CATCH THE BUZZ - The Real Numbers On Pesticide Losses EZezine



Real Numbers On Pesticide Losses

Kim Flottum


A year ago a commercial beekeeper in Pennsylvania had 200 colonies killed by a misapplication of pesticides. The spray was put on at the wrong time of day, on a crop that had blooming weeds. In 30 days all 200 colonies were all dead. The beekeeper did some, what I would call informal notebook figuring on what the cost of that spray entailed to the farm crops, and the farmers, that those 200 colonies would have worked for, for a whole season. Because this email program doesn’t do columns very well, I’m going to spell out each crop, but you can tidy them up if you wish later.


Remember, 200 colonies. You know beekeepers with that many colonies.


For this calculation, farm gate value is what a farmer would lose without those 200 colonies pollinating the various crops this beekeeper pollinates over the course of a season. For Retail value loss, this is the ultimate cost to the US Agriculture economy because the food those bees would have produced, wasn’t produced.


For almonds, the farm gate value of lost almonds is $50,000.00 The Retail value loss is $500,000.00.

For Georgia Blueberries, farm gate value loss was $10,000.00, and the retail value loss is $800,000.00

For Pennsylvania apples, the farm gate value loss is the same as the retail value loss, $2,000,000.00

For Maine Blueberries, farm gate value loss was $50,000.00, and retail value loss was $500,000.00

And for Pennsylvania pumpkins, farm gate value loss was $5,000, but the retail value was $1,000,000.00


The farm gate value loss…that is, the money farmers lost because those bees weren’t there, totals just over $2,000,000.00. Because 1 farmer screwed up that much money was lost to many other farmers. You might wonder why they would tolerate that kind of behavior, wouldn’t you?


If you total the loss to the agriculture economy because of this one incident, that is, killing 200 colonies of honey bees, the total value is $4,800,000.00…nearly $5 million. That figure would, we suspect, get the attention of any government official who is worried about the financial condition of his local economy.


Of course there’s the loss to the beekeeper, too. Without those 200 colonies there is the $30,000.00 replacement cost, and $102,000.00 lost in pollination fee income, for a total of $132,000.00.


But look at the comparative losses. The real loss to the beekeeper, a mere $132,000.00 is less than 3% of the retail loss…in science, that’s not a significant figure, and in economics that’s a rounding error. In beekeeping, it’s a bankrupt business. If you want to put a realworld figure on that, each and every one of those 200 colonies ultimately generates...$24,000.00 for this nation's economy. $24,000.00. That is the true value of a pollination unit in a professionally run Commercial Beekeeping Business.

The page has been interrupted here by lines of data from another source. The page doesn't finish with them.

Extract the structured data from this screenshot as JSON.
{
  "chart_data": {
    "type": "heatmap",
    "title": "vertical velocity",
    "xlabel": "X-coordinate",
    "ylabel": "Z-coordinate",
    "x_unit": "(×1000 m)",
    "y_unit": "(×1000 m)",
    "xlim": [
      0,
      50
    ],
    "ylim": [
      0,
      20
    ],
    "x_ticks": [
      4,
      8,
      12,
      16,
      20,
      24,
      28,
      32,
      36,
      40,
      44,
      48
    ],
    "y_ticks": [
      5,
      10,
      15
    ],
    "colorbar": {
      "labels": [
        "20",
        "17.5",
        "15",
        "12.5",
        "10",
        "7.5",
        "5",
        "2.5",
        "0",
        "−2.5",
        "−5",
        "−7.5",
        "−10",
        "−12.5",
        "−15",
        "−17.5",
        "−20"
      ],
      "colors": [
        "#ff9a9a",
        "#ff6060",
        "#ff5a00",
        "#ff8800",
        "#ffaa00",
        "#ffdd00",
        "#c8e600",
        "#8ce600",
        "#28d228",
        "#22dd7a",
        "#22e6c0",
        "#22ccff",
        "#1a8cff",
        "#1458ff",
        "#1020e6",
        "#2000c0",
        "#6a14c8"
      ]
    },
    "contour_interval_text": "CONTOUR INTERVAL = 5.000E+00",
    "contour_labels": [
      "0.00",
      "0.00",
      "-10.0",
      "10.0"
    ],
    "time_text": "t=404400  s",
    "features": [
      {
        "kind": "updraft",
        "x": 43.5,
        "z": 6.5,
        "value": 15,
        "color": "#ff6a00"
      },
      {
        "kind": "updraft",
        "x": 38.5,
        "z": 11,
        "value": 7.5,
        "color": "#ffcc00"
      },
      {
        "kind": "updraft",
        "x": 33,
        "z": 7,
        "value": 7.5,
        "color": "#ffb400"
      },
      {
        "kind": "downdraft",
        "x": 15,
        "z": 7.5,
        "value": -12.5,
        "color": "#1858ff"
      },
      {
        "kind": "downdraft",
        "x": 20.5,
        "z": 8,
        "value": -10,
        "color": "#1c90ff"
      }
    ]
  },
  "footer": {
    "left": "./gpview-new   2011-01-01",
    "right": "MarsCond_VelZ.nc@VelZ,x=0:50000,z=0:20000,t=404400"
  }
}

As we said, this is a quick estimate, but if you look at it, it’s a pretty good estimate. There is a real financial loss…not only to beekeepers, but to growers, processors, wholesale and retail sellers, and ultimately consumers when pesticide application regulations are ignored or violated. And more importantly, when those regulations are not enforced by those responsible.  Unfortunately, there's nothing left to take to the bank.